PSP deteve 7 pessoas e identificou 29 devido a incêndios florestais

No contexto da prevenção e combate aos fogos florestais, a Polícia de Segurança Pública registou na fase de maior risco e até à presente data um total de quatro centenas de ignições na sua área operacional.

 

No quadro das suas competências de Proteção civil, a PSP promoveu a vigilância das zonas verdes, o desembaraçamento de tráfego rodoviário, a abertura de corredores de circulação para os veículos prioritários, a evacuação de pessoas (quando necessário), a definição do perímetro de segurança necessário às operações de combate ao incêndio, bem como à adoção das medidas cautelares imediatas necessárias à investigação da responsabilidade pela ocorrência.

 

Tendo as condições atmosféricas sofrido alterações relevantes, menos favoráveis à propagação de incêndios, podemos concretizar um balanço (ainda que provisório) da N/actividade operacional.

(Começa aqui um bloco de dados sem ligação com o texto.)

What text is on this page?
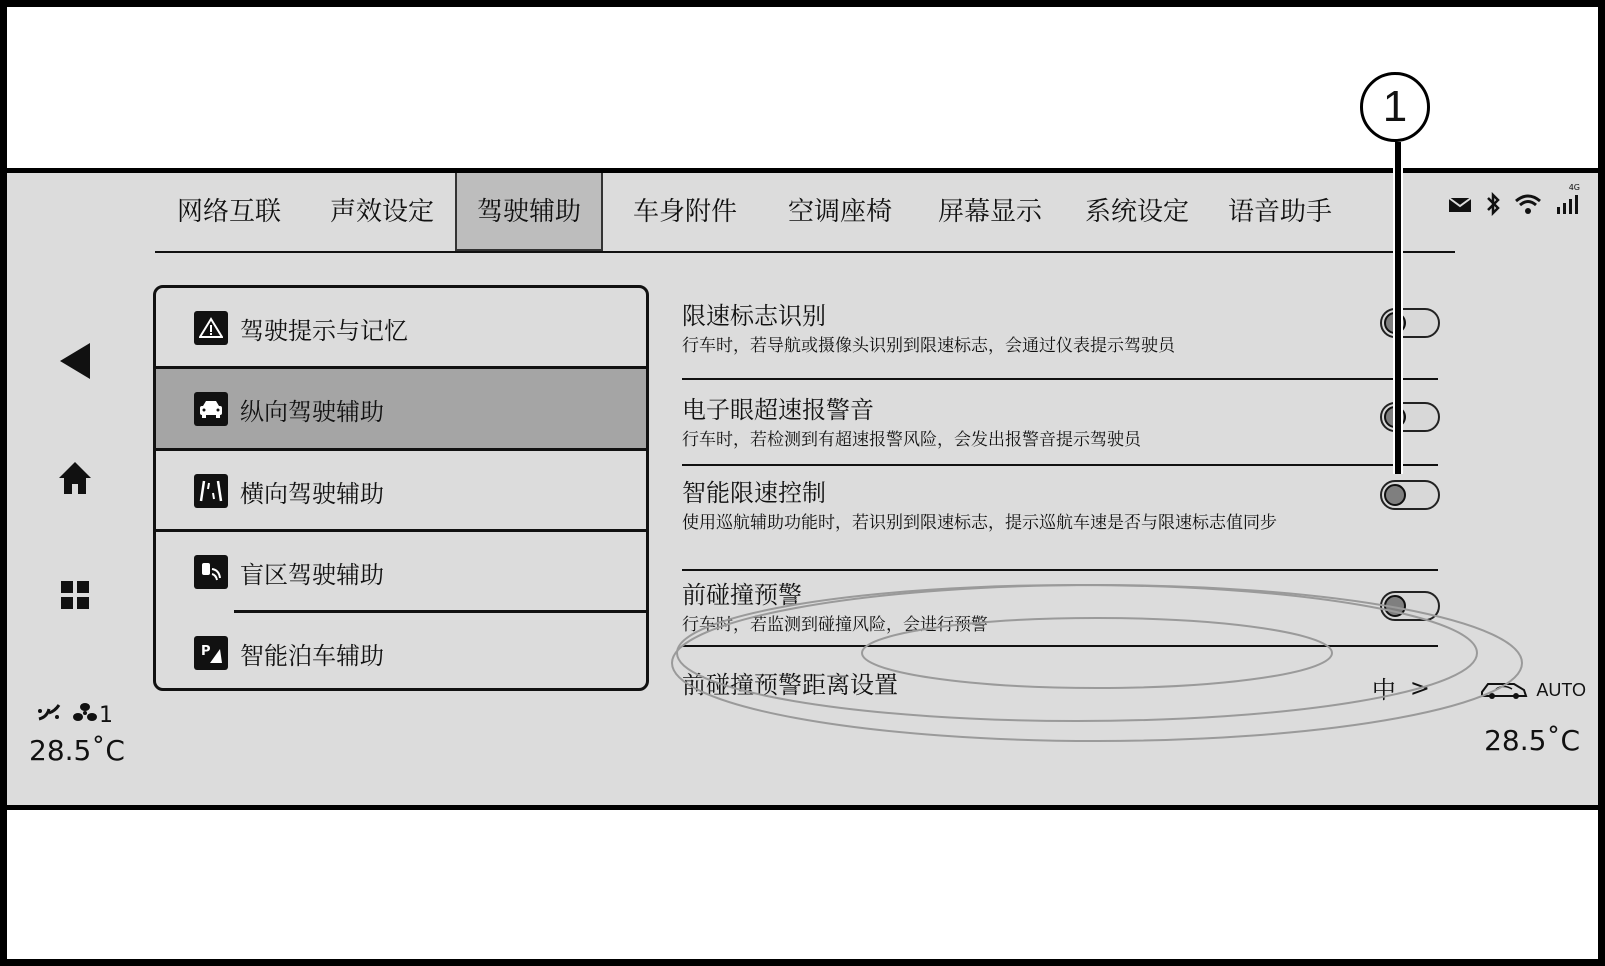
1
网络互联	声效设定	驾驶辅助	车身附件	空调座椅	屏幕显示	系统设定	语音助手
4G
1
28.5˚C	28.5˚C
驾驶提示与记忆
纵向驾驶辅助
横向驾驶辅助
盲区驾驶辅助
P 智能泊车辅助
限速标志识别
行车时，若导航或摄像头识别到限速标志，会通过仪表提示驾驶员
电子眼超速报警音
行车时，若检测到有超速报警风险，会发出报警音提示驾驶员
智能限速控制
使用巡航辅助功能时，若识别到限速标志，提示巡航车速是否与限速标志值同步
前碰撞预警
行车时，若监测到碰撞风险，会进行预警
前碰撞预警距离设置	中 >	AUTO
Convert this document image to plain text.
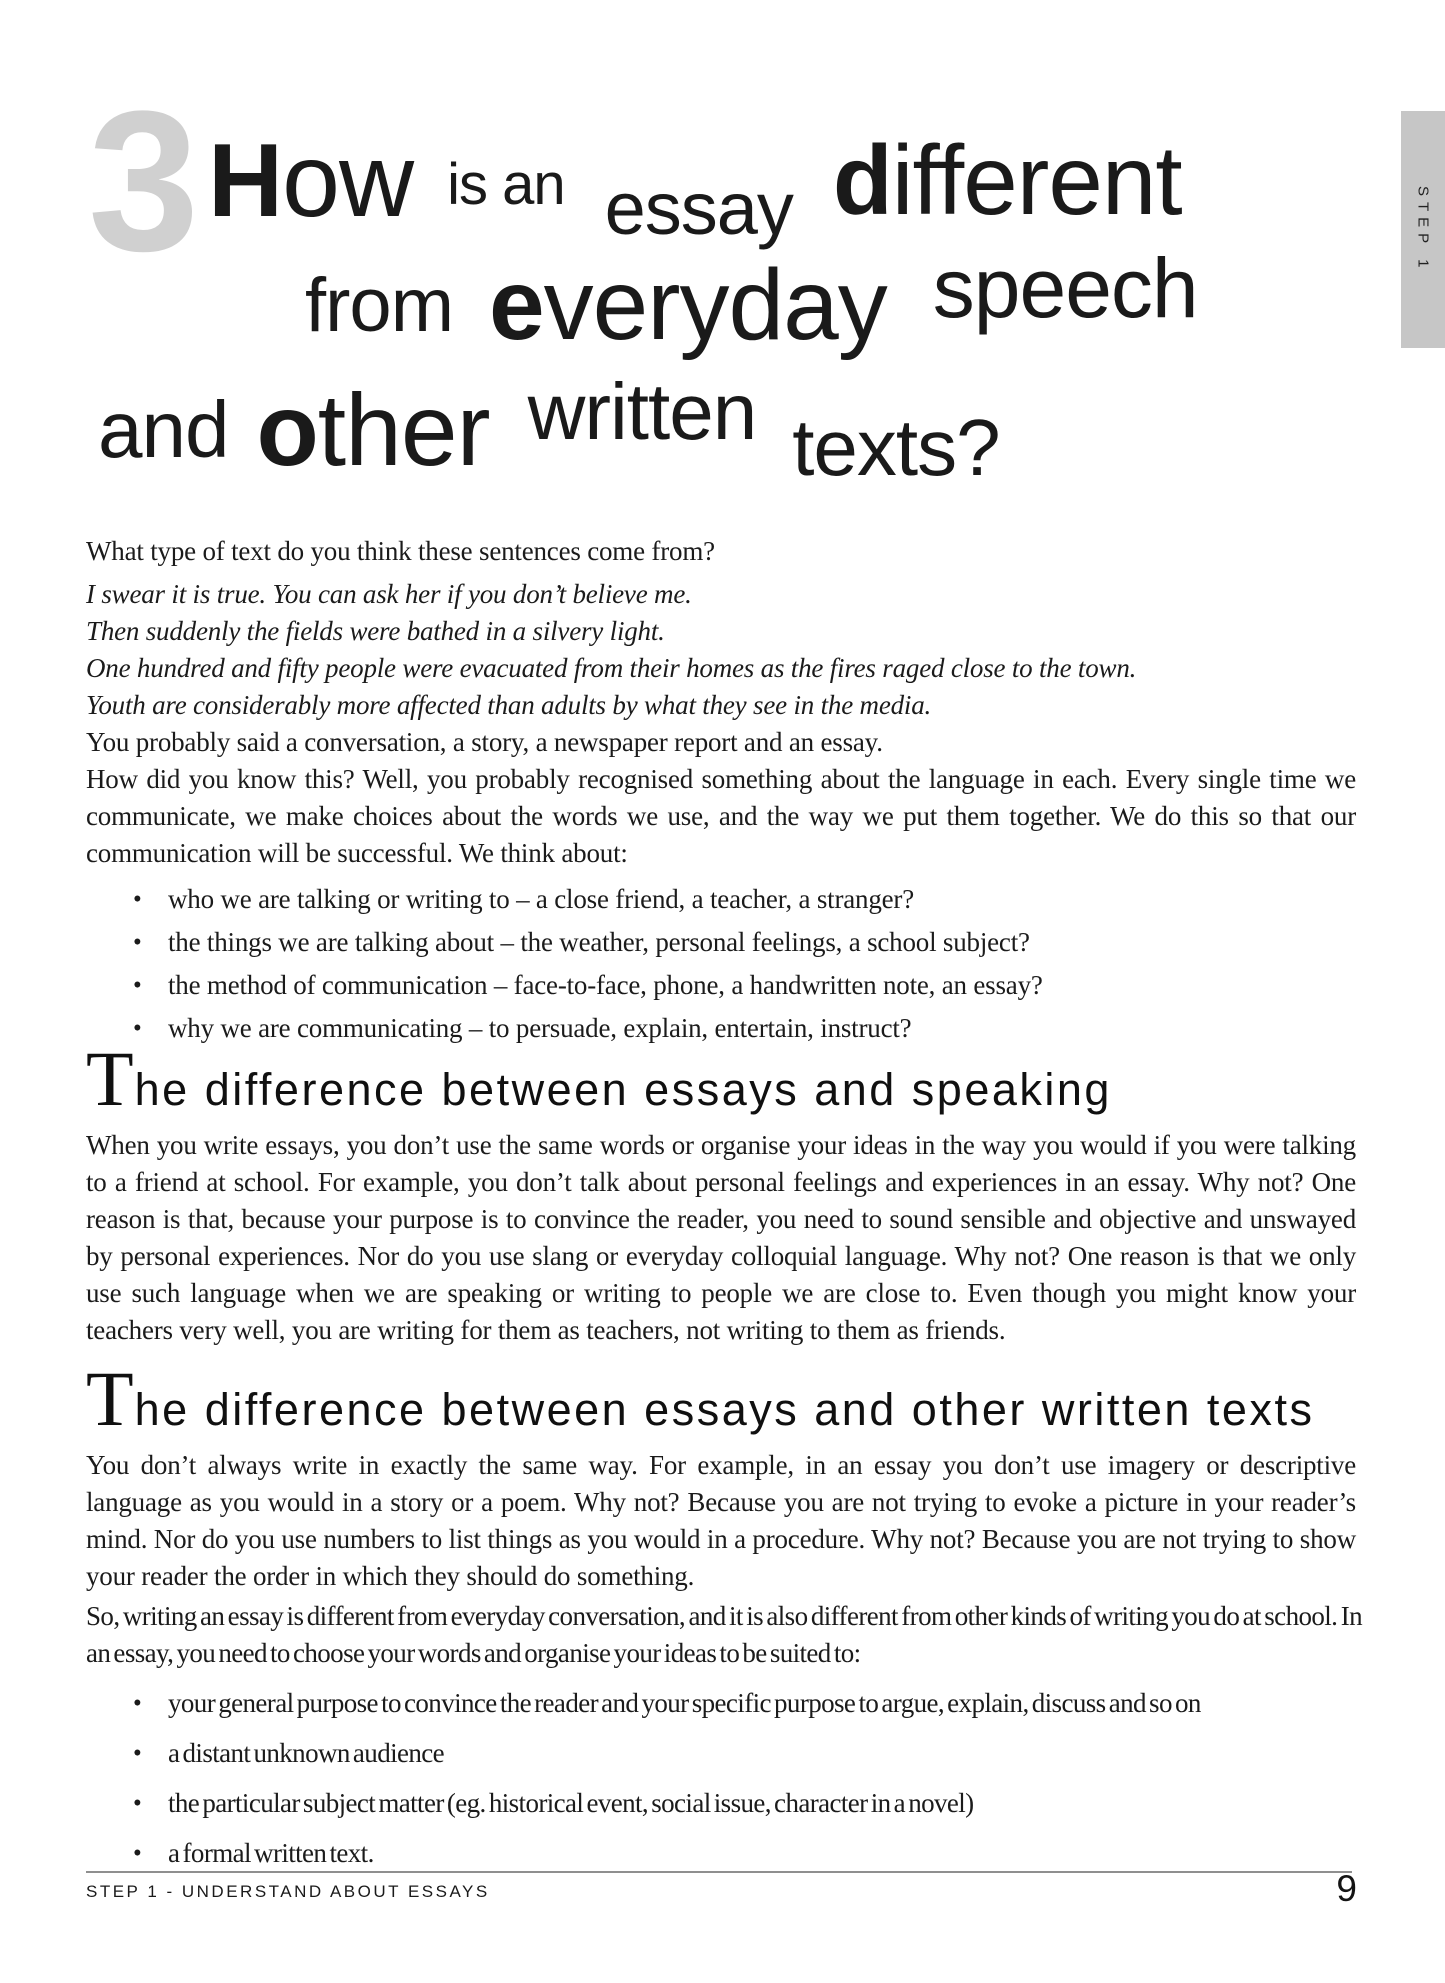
STEP 1
3 How is an essay different
from everyday speech
and other written texts?

What type of text do you think these sentences come from?

I swear it is true. You can ask her if you don’t believe me.

Then suddenly the fields were bathed in a silvery light.

One hundred and fifty people were evacuated from their homes as the fires raged close to the town.

Youth are considerably more affected than adults by what they see in the media.

You probably said a conversation, a story, a newspaper report and an essay.

How did you know this? Well, you probably recognised something about the language in each. Every single time we communicate, we make choices about the words we use, and the way we put them together. We do this so that our communication will be successful. We think about:

• who we are talking or writing to – a close friend, a teacher, a stranger?
• the things we are talking about – the weather, personal feelings, a school subject?
• the method of communication – face-to-face, phone, a handwritten note, an essay?
• why we are communicating – to persuade, explain, entertain, instruct?
The difference between essays and speaking

When you write essays, you don’t use the same words or organise your ideas in the way you would if you were talking to a friend at school. For example, you don’t talk about personal feelings and experiences in an essay. Why not? One reason is that, because your purpose is to convince the reader, you need to sound sensible and objective and unswayed by personal experiences. Nor do you use slang or everyday colloquial language. Why not? One reason is that we only use such language when we are speaking or writing to people we are close to. Even though you might know your teachers very well, you are writing for them as teachers, not writing to them as friends.

The difference between essays and other written texts

You don’t always write in exactly the same way. For example, in an essay you don’t use imagery or descriptive language as you would in a story or a poem. Why not? Because you are not trying to evoke a picture in your reader’s mind. Nor do you use numbers to list things as you would in a procedure. Why not? Because you are not trying to show your reader the order in which they should do something.

So, writing an essay is different from everyday conversation, and it is also different from other kinds of writing you do at school. In an essay, you need to choose your words and organise your ideas to be suited to:

• your general purpose to convince the reader and your specific purpose to argue, explain, discuss and so on
• a distant unknown audience
• the particular subject matter (eg. historical event, social issue, character in a novel)
• a formal written text.
STEP 1 - UNDERSTAND ABOUT ESSAYS	9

No contexto desta última missão que a PSP destaca ter registado 4 centenas de ignições, concretizado a detenção de 7 cidadãos e identificado outros 29, por haver fundadas suspeitas de terem desencadeado incêndios.

 

Os 36 cidadãos referenciados pela PSP são, geralmente, do sexo masculino, com 37 anos de idade e atuam sozinhos. A motivação para o ato é muito díspar, variando desde o desejo de vingança até à admiração pela atuação dos Bombeiros, Forças de Segurança e Emergência Médica.

 

Os detidos, um do sexo feminino, com idades entre os 48 e os 70 anos de idade (média de 45 anos), foram intercetados pela PSP em Lisboa (3 detenções), Vila Real (2), Porto e Bragança (com 1 detenção cada).

 

A PSP destaca a permanente ligação que é mantida com a população e que permitiu que, em vários destes incêndios, a identificação de pessoas suspeitas e ou a efetivação de detenções tenha sido concretizada no contexto das medidas cautelares e de polícia por indicação de populares que, tendo detetado comportamentos suspeitos, prontamente os sinalizaram à PSP, tanto diretamente aos Polícias na rua como via 112.